Für notwendige Arbeiten im Vor- und Umfeld der Pflege werden der Caritas, der Diakonie, dem Mühlenhof, der Sozialstation Pflegepool etc. die Mittel um 1/3 gekürzt.

Besonders treffen die Kürzungen die Träger der Suchthilfe, auch wenn die Mittel jetzt nur um 5% statt um 10% gekürzt werden. Mit ihnen war (schon unter meiner aktiven Mitwirkung als grüner Kreisrat in der vorletzten Legislaturperiode) eine kontinuierliche und dauerhafte, an TVöD angelehnte Finanzierung vereinbart, die erst die Grundlage bietet für die Einstellung von qualifizierten Mitarbeitern. So wurde ein gutes Vertrauensverhältnis aufgebaut – dies wurde jetzt zerschlagen. Die Kürzungen werden unmittelbare Auswirkungen auf die Betreuung der Betroffenen haben, wobei zu erwarten ist, dass die Anzahl der Betroffenen eher ansteigt als sinkt.

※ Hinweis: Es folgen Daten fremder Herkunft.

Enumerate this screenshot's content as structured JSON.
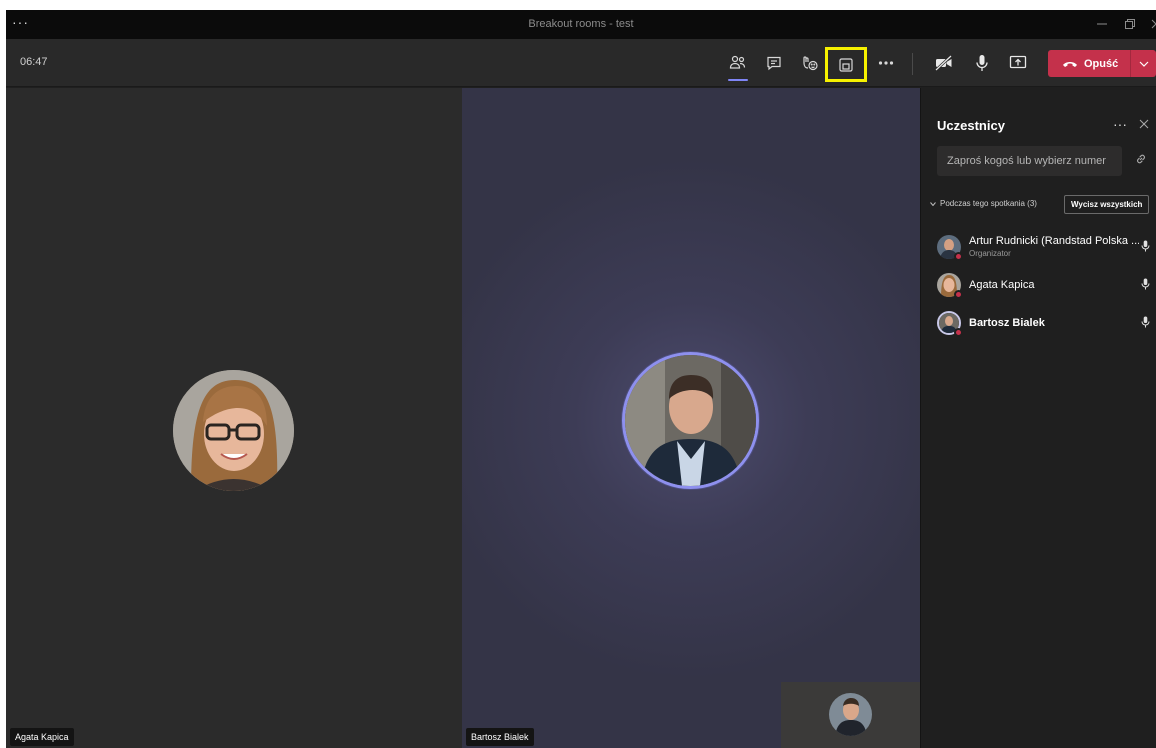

Da fragt man sich: Wofür braucht es eine SPD, wenn sie solchen Beschlüssen zustimmt? Was bewirken Einsparungen von 600.000 € bei einem Gesamthaushalt von 300 Millionen, bei dem viele Punkte unsicher sind – und ob nun am Ende ein Minus von 2,4 oder 3 Millionen steht, ist auch nicht mehr ausschlaggebend, vor allem weil der Kreis durch den Neubau des Klinikums eh bald in der Höhe eines Jahreshaushaltes verschuldet sein wird.

3 Antworten auf „Die verlogene Solidarität der SPD und ein Tumult im Kreistag“

  1. Haben Sie vielen herzlichen Dank das Sie sich so für uns unsere Freiheit Demokratie einsetzen!!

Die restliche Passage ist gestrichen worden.